We also did a great hike last Sunday in the mountains here in Orosi. Our guide was a mountain man named Nano. I think he’s pretty famous and has been featured in a few travel magazines, and he’s certainly one of the more interesting people I’ve ever met, so if you find yourself in Orosi looking for some adventure look him up!
I’m actually off to dinner at my temporary Orosi home, then out for homework (and maybe some cervezas) with the other volunteers (did I mention beer here is only $1,000 colones, or > $2 USD. Hasta Luego!!!!!


6 responses

  1. Ahhhh Meg! I am SO happy you finally blogged. Everything sounds amazing and I’m glad you and Ross are enjoying it all. Live every day to the fullest and keep writing about your adventures. Love you sweetie.
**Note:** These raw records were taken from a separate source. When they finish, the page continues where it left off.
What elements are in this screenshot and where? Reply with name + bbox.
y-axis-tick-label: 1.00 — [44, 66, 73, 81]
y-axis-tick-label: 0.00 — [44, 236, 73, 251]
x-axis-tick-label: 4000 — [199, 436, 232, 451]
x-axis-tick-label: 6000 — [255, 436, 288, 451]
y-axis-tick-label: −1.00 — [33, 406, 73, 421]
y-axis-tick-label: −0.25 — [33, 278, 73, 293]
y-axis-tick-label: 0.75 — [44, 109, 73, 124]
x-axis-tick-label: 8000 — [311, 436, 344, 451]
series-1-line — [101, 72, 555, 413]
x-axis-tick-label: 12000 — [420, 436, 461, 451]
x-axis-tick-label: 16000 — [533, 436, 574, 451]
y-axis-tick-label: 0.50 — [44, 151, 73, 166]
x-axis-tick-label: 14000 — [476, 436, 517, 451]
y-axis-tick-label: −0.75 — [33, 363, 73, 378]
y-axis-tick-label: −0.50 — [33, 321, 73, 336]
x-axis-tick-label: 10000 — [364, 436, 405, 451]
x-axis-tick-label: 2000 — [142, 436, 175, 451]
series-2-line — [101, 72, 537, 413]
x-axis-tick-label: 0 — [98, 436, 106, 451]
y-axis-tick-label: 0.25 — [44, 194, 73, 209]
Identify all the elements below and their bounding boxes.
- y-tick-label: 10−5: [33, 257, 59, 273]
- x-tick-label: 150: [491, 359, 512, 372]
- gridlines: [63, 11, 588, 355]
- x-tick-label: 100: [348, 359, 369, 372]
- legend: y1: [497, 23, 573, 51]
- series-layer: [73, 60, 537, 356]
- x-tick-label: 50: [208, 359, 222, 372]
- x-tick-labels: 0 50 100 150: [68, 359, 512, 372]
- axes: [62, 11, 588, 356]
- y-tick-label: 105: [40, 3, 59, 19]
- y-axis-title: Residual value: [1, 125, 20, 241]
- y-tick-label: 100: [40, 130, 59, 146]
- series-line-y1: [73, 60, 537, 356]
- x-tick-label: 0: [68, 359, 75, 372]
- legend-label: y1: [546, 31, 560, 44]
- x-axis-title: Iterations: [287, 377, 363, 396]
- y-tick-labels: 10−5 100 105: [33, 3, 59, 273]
Oh, and I signed up for the HALF (EEK!!)

  2. Hey Megan,
    I just saw your blog post on facebook so I thought ‘d check it out! I loved Costa Rica, you are going to have a blast! When we went to La Fortuna we went to a Cultural Day with lots of great costumes and dancers at a school and I wonder if it will be the one you work at! Also, I have some suggestions! In La Fortuna there is an awesome watering hole with two waterfalls and a rope swing that lots of the locals go swimming in. It was AWESOME! We went everyday we were there, haha. It is just past the entrance to the waterfall on the right under a bridge and if you take a taxi just ask them to bring you to “El Salto.” Also, the restaurant called Soda la Parada in town is open all night ! And if you go to Monterverde, you should stay at the Camino Verde B&B, they have really good free breakfast and the manager Jose is young and super helpful! And you should go on a zipline tour with Extremo, the last zipline is 1 km long and you can go like Superman. It was incredible! Ok, that’s all I’ve got for now! Have a blast!

  3. That language barrier can feel impenetrable when combined with a cultural barrier…but don’t worry about it too much! You’ll figure it out as long as you don’t give up.

    I totally understand about the hot water thing though. These are all the things that are “common sense” within a culture/region, but that an outsider(and perfectly functioning adult) wouldn’t necessarily know. Like, you need your own bag to haul your groceries from the store in Europe. My jet-lagged self became slightly panicked when it looked like I didn’t have enough room in my shoulder bag! Or how the traffic lights work in Amsterdam (bikes have their own lanes, lights, and generally have right of way). Or how fast to walk, etc.

    Interlanguage: the period in which a language learner muddles the two languages together while trying to produce in the new language. It’s natural and cool so don’t fight it, and make sure to laugh at your mistakes. Good luck! Bilingual schools are cool.

  4. You’ll need to keep up these posts, because none of from Old 92 are counting on Hermit Ross for any kind of contact! Keep up the learning, fun, and posts.